Trading with the Pinocchio strategy—how do I roll?

Now, let’s get to the point. Picture this: the chart’s heading upwards, everything’s looking bright, but after the last candle, bam—a huge spike shows up above it, stretching way beyond the candle’s body.

This signals that something’s off—like a significant trader wrapping things up or the market hitting a psychological barrier, or maybe it’s just the news shaking things up. Whatever the reason, it’s a clear sign that the market is preparing for a change.
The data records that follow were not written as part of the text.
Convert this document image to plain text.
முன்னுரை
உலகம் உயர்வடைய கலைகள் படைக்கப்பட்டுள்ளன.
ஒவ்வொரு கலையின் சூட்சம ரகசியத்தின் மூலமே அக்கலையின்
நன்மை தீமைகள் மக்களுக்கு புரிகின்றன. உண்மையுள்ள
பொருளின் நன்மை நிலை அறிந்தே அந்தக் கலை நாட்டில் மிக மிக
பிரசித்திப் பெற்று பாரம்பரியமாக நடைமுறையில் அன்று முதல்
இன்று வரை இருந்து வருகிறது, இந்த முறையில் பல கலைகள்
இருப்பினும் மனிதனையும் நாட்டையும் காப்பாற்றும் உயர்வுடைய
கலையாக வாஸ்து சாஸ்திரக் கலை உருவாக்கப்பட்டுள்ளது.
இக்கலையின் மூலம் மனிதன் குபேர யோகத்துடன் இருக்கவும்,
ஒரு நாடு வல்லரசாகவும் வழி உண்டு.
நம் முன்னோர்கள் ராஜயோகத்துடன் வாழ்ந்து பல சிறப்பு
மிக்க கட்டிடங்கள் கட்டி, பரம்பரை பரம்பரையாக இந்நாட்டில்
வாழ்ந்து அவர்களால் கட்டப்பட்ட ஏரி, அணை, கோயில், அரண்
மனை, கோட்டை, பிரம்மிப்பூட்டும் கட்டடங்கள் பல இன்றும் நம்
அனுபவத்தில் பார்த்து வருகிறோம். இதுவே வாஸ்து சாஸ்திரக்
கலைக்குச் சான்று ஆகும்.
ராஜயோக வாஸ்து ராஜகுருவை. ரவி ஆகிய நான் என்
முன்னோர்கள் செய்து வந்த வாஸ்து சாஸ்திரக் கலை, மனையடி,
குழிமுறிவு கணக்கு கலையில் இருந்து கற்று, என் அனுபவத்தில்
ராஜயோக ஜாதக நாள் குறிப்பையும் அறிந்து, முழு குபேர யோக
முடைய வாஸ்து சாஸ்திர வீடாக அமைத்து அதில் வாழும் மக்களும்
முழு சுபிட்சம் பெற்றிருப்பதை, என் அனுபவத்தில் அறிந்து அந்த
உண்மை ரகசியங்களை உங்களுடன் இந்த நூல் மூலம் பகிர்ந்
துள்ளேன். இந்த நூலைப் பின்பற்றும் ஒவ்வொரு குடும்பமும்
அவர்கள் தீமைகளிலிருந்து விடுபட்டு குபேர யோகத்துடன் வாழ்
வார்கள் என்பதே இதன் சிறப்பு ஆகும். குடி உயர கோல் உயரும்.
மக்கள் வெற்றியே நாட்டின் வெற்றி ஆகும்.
CALL contract? That’s when I spot a red candle with a long spike below it during a downward move.

PUT contract? That's when I see a green candle with a long spike at the top during an upward move, just like I mentioned earlier.

Why's it called ‘Pinocchio,’ you ask? It’s all about those long shadows. Just like our favorite puppet whose nose grew when he fibbed, when the market tries to throw us off, the spike on the last candle stretches right along with it, aiming to leave traders in the lurch.

Just a heads up, though—trading based on price action is super popular but can be risky. So remember to stick to my money management guidelines.